Adult skeletal muscle regeneration relies on quiescent myogenic stem cells associated with myofibers, termed satellite cells. In response to injury, they became activated, entering cell cycle, leading to two possible outcomes: myogenic progenitor cells that differentiate to repair damaged muscle fibers and, a minor population of precursor cells that returns to its quiescence stage, replenishing the satellite cell compartment as a self-renewal process. Our recent studies Brg1 and Brm, the two catalytic sub-units of the ATP-dependent SWI/SNF chromatin-remodeling complex, have distinct functions at specific stages of skeletal myogenesis.
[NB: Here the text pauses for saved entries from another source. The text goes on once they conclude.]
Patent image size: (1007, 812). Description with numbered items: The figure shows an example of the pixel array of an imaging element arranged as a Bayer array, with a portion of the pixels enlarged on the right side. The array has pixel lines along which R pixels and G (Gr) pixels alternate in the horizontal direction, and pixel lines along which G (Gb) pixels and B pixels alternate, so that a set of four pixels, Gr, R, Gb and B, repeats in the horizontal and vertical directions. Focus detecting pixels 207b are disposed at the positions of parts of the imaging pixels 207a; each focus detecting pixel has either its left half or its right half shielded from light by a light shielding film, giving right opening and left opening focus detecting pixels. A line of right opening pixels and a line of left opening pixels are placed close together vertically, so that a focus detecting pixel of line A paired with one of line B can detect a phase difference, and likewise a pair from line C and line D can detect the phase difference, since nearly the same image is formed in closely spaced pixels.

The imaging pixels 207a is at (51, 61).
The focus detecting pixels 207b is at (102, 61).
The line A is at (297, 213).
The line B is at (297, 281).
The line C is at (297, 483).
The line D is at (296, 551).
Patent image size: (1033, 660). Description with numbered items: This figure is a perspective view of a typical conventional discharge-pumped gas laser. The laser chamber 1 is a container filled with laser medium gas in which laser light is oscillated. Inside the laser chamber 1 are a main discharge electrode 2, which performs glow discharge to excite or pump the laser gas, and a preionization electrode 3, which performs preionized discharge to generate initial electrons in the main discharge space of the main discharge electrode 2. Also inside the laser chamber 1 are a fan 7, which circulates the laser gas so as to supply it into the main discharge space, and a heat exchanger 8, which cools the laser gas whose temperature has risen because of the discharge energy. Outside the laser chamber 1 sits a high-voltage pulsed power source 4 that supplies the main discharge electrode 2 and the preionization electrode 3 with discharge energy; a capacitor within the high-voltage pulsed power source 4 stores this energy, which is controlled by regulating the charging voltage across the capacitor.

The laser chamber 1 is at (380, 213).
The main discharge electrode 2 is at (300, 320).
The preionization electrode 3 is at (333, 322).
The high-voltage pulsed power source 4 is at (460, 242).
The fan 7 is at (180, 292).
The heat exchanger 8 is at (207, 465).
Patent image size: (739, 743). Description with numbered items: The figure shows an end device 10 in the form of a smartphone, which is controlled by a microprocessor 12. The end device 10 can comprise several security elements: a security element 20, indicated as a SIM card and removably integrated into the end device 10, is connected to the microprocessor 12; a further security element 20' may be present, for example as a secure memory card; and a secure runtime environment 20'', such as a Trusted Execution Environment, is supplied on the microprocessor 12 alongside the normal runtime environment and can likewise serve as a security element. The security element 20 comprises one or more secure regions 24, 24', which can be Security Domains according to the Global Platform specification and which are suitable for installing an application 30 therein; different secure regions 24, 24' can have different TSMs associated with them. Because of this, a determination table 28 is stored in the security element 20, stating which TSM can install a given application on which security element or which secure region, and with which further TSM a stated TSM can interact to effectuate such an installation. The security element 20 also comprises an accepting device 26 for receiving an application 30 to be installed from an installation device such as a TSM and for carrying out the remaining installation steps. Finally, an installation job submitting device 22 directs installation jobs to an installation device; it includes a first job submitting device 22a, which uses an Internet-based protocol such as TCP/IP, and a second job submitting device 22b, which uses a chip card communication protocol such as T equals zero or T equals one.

In particular, we have discovered that Brm is essential for cell cycle arrest in satellite cells, via repression of the G1-S phase cell cycle activator Cyclin D1. Satellite cells from Brm null mice show an intrinsic defect in cell cycle regulation and differentiation ability, consisting of impaired cell cycle arrest and defective formation of multinucleated myofibers. Consistently, Brm null mice displayed impaired muscle regeneration ability after injury, with an aberrant proliferation of satellite cells and delayed formation of new myofibers. Interestingly, we have observed a low frequency number of EdU-positive Pax7-satellite cells in unperturbed muscles of Brm null mice, suggests that Brm deficiency might also alter satellite cell quiescence and self-renew properties. Together, our results indicate that Brm-containing SWI/SNF complex is a key regulator of adult muscle stem cells.